Thomas Properties Group, which purchased the 2.1 million-square-foot, twin-tower Arco Plaza last year, may be the most aggressive, cutting sweet deals to lease about 260,000 square feet in new tenants and renewals in the last quarter. That filled almost 25 percent of the vacant space there.


Deals with three law firms led the way: Jones Day will be relocating from the Gas Co. building to 555 S. Flower St. in a 15-year, 162,680-square-foot lease valued at approximately $80 million; Fulbright & Jaworski will leave the TCW Building for 63,014 square feet of space in a 12-year lease estimated at $25 million; and Ropers Majeski Kohn & Bentley signed a renewal and 5,000-square-foot expansion deal that brought its occupancy to 25,000 square feet in a 10-year lease. Terms were not disclosed.


Barker Pacific Group, which paid just $9 million for the under-leased building at 626 Wilshire Blvd. in September 2003, swung third quarter deals with the Central City Association (9,470 square feet), Consensus Planning Group (5,859) and Gianelli & Morris (5,125) in bringing the building to 80 percent occupancy. Terms of those deals were not disclosed.


Barker bought the building from AEW Capital Management. “They had to stretch to get those deals,” said John Anthony, senior managing director with Charles Dunn Co. “But they look at those firms as anchors to establish the towers and reposition the asset.”


AEW got a better number in its third-quarter sale of 600 Wilshire, where it struck a $44 million deal with Legacy Partners. The two buildings were failed telecom conversions.


In other relocations, law firm Gordon & Rees LLP signed for 19,000 square feet at the US Bank Tower, 633 W. Fifth St., in a 59-month lease valued at $2.3 million. It is moving from 300 S. Grand Ave. Also there, landlord Maguire Properties Inc. renewed Steptoe & Johnson LLP’s 22,309-square-foot lease for 10 years at unreported terms.

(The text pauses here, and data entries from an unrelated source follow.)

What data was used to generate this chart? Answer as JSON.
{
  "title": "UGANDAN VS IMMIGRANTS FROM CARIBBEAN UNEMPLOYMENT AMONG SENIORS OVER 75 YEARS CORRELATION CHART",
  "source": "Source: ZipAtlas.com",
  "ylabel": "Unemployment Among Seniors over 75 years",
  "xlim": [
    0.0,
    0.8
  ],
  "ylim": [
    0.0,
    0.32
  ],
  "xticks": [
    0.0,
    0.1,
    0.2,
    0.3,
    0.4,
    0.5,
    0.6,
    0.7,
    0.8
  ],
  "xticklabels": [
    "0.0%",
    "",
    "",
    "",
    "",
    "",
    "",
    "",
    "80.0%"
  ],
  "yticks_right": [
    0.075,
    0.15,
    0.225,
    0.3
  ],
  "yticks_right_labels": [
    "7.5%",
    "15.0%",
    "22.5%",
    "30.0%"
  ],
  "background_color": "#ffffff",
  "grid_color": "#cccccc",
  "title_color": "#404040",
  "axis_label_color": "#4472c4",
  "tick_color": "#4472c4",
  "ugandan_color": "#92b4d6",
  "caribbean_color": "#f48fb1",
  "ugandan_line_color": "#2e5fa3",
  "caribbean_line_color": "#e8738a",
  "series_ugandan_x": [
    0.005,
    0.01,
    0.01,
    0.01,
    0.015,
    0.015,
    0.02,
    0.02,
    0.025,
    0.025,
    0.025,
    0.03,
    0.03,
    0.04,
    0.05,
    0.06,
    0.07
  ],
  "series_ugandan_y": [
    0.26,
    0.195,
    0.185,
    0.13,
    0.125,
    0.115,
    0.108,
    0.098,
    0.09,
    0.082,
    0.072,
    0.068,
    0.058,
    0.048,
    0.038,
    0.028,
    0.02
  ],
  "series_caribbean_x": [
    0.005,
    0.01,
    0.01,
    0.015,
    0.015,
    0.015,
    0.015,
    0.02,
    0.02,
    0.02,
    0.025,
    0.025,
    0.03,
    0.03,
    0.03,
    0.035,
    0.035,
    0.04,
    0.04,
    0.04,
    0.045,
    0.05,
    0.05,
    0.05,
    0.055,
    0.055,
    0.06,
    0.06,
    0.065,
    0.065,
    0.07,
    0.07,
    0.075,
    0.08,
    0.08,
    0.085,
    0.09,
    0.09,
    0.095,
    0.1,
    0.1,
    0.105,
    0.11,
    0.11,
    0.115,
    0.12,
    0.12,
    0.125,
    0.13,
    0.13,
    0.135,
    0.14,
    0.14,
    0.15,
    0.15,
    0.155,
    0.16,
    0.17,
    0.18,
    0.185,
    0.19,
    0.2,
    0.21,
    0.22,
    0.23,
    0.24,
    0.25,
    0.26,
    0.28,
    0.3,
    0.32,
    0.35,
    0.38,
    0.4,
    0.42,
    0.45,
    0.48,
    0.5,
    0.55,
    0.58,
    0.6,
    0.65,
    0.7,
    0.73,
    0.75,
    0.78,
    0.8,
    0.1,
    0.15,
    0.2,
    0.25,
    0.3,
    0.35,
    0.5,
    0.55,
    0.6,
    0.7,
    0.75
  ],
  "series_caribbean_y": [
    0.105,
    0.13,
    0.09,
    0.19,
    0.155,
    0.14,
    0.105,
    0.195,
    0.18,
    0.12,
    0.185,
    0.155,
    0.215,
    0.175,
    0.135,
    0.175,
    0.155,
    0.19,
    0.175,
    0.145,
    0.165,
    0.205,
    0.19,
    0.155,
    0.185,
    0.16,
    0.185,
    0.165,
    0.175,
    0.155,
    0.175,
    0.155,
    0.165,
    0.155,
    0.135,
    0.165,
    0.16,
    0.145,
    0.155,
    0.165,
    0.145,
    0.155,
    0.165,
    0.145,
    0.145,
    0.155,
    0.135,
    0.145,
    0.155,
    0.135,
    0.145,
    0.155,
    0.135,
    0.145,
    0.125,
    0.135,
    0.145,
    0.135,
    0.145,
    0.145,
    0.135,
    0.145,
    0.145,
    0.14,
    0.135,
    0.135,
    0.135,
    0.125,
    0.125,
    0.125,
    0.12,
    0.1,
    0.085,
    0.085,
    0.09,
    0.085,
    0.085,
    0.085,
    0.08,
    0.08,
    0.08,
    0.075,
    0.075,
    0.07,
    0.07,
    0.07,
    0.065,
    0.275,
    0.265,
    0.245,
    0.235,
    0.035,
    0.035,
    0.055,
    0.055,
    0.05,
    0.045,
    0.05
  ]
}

The building will also be home to Ogletree Deakins Nash Smoak & Stewart, which signed a 19,171-square-foot, 6 & #733;-year sublease and will be relocating from 5,969 square feet at 888 W. Sixth St.


Internal movement, even with some expansions, will do little to fill the more than 6.2 million vacant square feet in the submarket, and some are pondering where the demand for still-vacant space will come from.


“There’s no significant influx of tenants from other markets,” said Steve Bay, executive vice president with CB Richard Ellis Inc. “Some tenants may consolidate operations into downtown, but there are not many banks and corporations left. That’s why a solid tenant in place is worth its weight in gold and why landlords will continue to contemplate what they can do to keep tenants in place.”


Investment activity, strong all year, continued in the third quarter, thanks to low interest rates, new residential and retail projects and shrinking office inventory, Runyen said.


Among the Class-A properties sold in the July-September quarter was 333 S. Hope St., purchased by Trizec Properties for $435 million from Beacon Capital Partners.


“That’s the largest investment deal in downtown in years,” said John Eichler, senior director of Cushman & Wakefield Inc. “And among the largest in the county.”


Jade Enterprises Inc. picked up 888 S. Figueroa St., a 412,000-square-foot office building, for $51 million from South Park Associates Inc. The new owners will renovate the building, which is currently 73 percent full.


Brokers said the buying spree should carry on at least through year-end.